The court's majority opinion written by Chief Justice John Roberts rejected arguments by business and civil rights groups and by the Obama administration that the Arizona law conflicted with federal immigration law and must be struck down.
The Supreme Court's decision upholding the employer sanctions law could spur other states and cities to adopt their own tough anti-immigration measures.
The 2007 law backed by the court is different from the strict Arizona law adopted last year and criticized by President Barack Obama that required the police to check the immigration status of anyone suspected of being in the country illegally.
A federal judge and then a U.S. appeals court put the newer law's most controversial provisions on hold. Arizona has vowed to appeal that ruling to the Supreme Court.
About 11 million illegal immigrants are believed to be in the United States. Immigration has become a major issue in states such as Arizona on the border with Mexico.

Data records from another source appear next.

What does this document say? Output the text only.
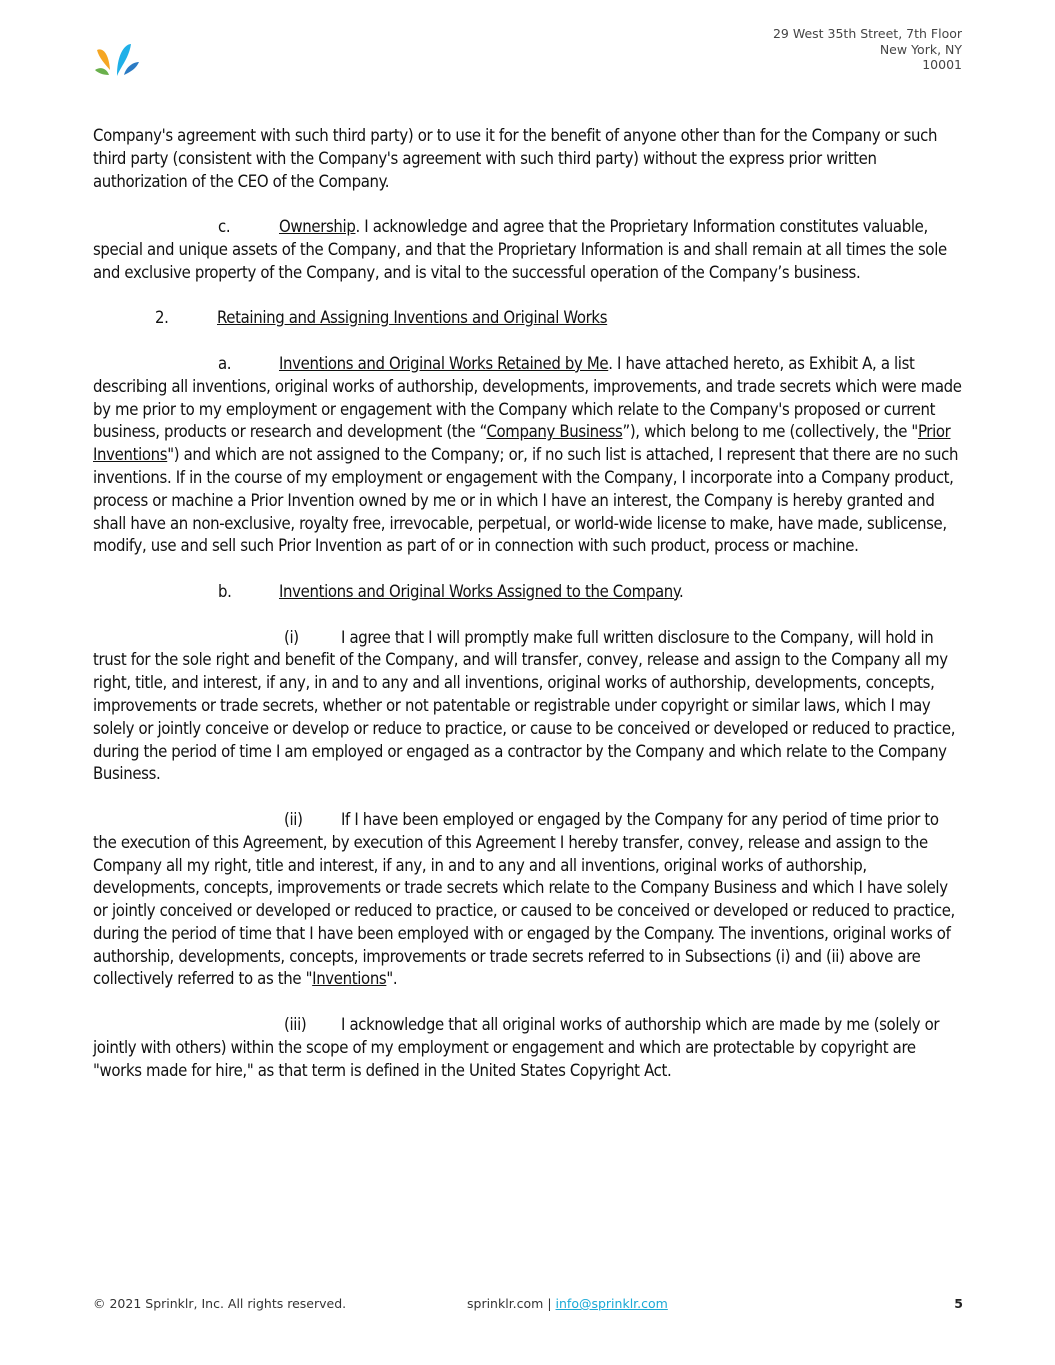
29 West 35th Street, 7th Floor
New York, NY
10001

Company's agreement with such third party) or to use it for the benefit of anyone other than for the Company or such third party (consistent with the Company's agreement with such third party) without the express prior written authorization of the CEO of the Company.

c.	Ownership. I acknowledge and agree that the Proprietary Information constitutes valuable, special and unique assets of the Company, and that the Proprietary Information is and shall remain at all times the sole and exclusive property of the Company, and is vital to the successful operation of the Company’s business.

2.	Retaining and Assigning Inventions and Original Works

a.	Inventions and Original Works Retained by Me. I have attached hereto, as Exhibit A, a list describing all inventions, original works of authorship, developments, improvements, and trade secrets which were made by me prior to my employment or engagement with the Company which relate to the Company's proposed or current business, products or research and development (the “Company Business”), which belong to me (collectively, the "Prior Inventions") and which are not assigned to the Company; or, if no such list is attached, I represent that there are no such inventions. If in the course of my employment or engagement with the Company, I incorporate into a Company product, process or machine a Prior Invention owned by me or in which I have an interest, the Company is hereby granted and shall have an non-exclusive, royalty free, irrevocable, perpetual, or world-wide license to make, have made, sublicense, modify, use and sell such Prior Invention as part of or in connection with such product, process or machine.

b.	Inventions and Original Works Assigned to the Company.

(i)	I agree that I will promptly make full written disclosure to the Company, will hold in trust for the sole right and benefit of the Company, and will transfer, convey, release and assign to the Company all my right, title, and interest, if any, in and to any and all inventions, original works of authorship, developments, concepts, improvements or trade secrets, whether or not patentable or registrable under copyright or similar laws, which I may solely or jointly conceive or develop or reduce to practice, or cause to be conceived or developed or reduced to practice, during the period of time I am employed or engaged as a contractor by the Company and which relate to the Company Business.

(ii) If I have been employed or engaged by the Company for any period of time prior to the execution of this Agreement, by execution of this Agreement I hereby transfer, convey, release and assign to the Company all my right, title and interest, if any, in and to any and all inventions, original works of authorship, developments, concepts, improvements or trade secrets which relate to the Company Business and which I have solely or jointly conceived or developed or reduced to practice, or caused to be conceived or developed or reduced to practice, during the period of time that I have been employed with or engaged by the Company. The inventions, original works of authorship, developments, concepts, improvements or trade secrets referred to in Subsections (i) and (ii) above are collectively referred to as the "Inventions".

(iii) I acknowledge that all original works of authorship which are made by me (solely or jointly with others) within the scope of my employment or engagement and which are protectable by copyright are "works made for hire," as that term is defined in the United States Copyright Act.

© 2021 Sprinklr, Inc. All rights reserved.	sprinklr.com | info@sprinklr.com	5
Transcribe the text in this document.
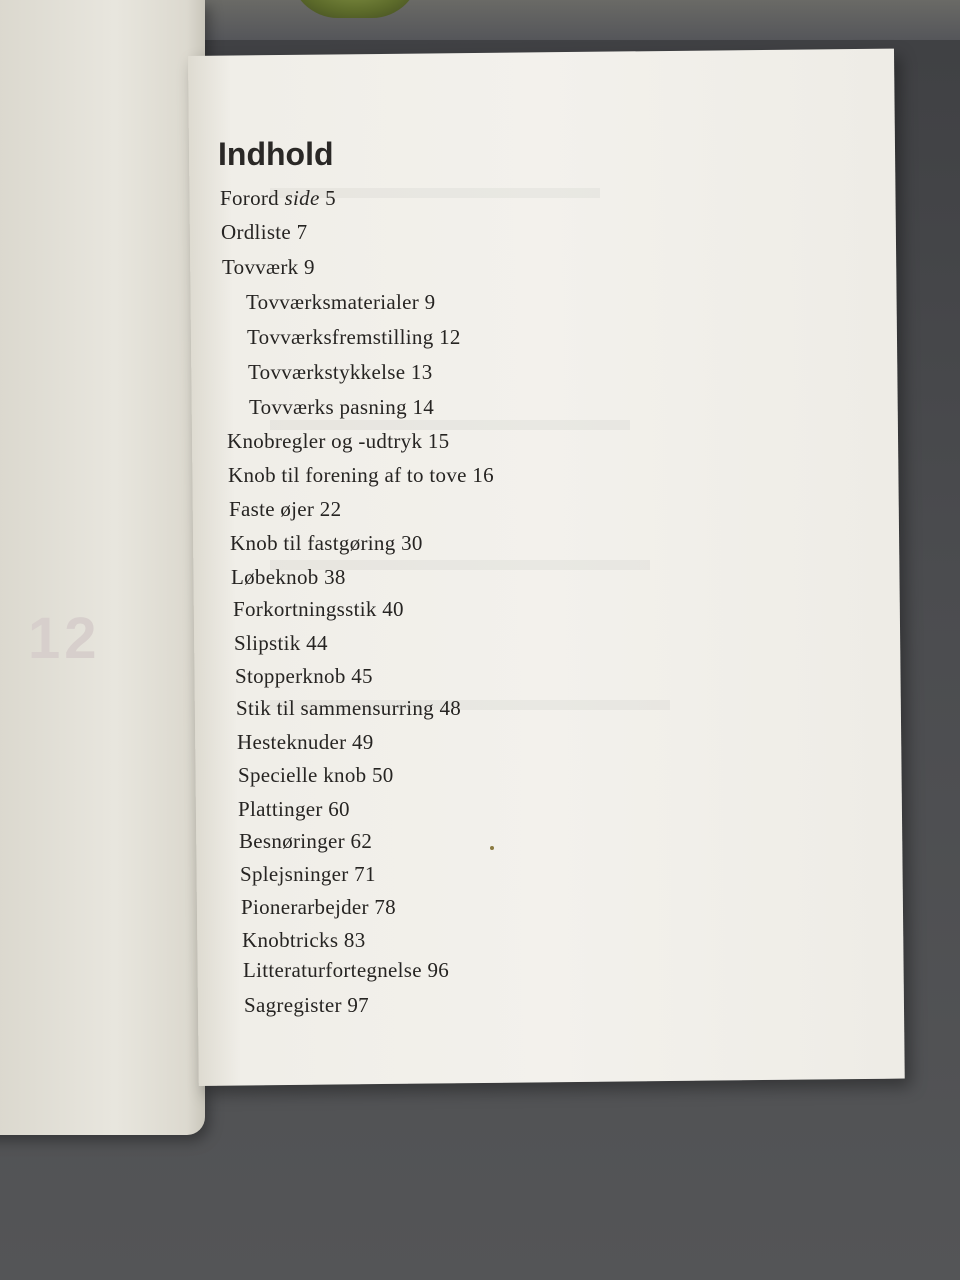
12
Indhold
Forord side 5
Ordliste 7
Tovværk 9
Tovværksmaterialer 9
Tovværksfremstilling 12
Tovværkstykkelse 13
Tovværks pasning 14
Knobregler og -udtryk 15
Knob til forening af to tove 16
Faste øjer 22
Knob til fastgøring 30
Løbeknob 38
Forkortningsstik 40
Slipstik 44
Stopperknob 45
Stik til sammensurring 48
Hesteknuder 49
Specielle knob 50
Plattinger 60
Besnøringer 62
Splejsninger 71
Pionerarbejder 78
Knobtricks 83
Litteraturfortegnelse 96
Sagregister 97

The Arizona law suspends or revokes licenses to do business in the state to penalize employers who knowingly hire illegal immigrants. It requires employers to use an electronic verification system to check the work-authorization status of employees through federal records.
The Legal Arizona Workers Act was adopted after a federal immigration overhaul law died in Congress in 2007. The Obama administration and Congress have been unable to agree on comprehensive immigration measures.
A U.S. appeals court upheld the Arizona business law, and by a 5-3 vote, the Supreme Court affirmed that ruling. "Arizona has taken the route least likely to cause tension with federal law," Roberts concluded in the 27-page opinion.
Liberal Justices Stephen Breyer, Ruth Bader Ginsburg and Sonia Sotomayor dissented and said they would hold that the Arizona law was pre-empted by federal law.
The Supreme Court case is Chamber of Commerce v. Whiting, No. 09-115.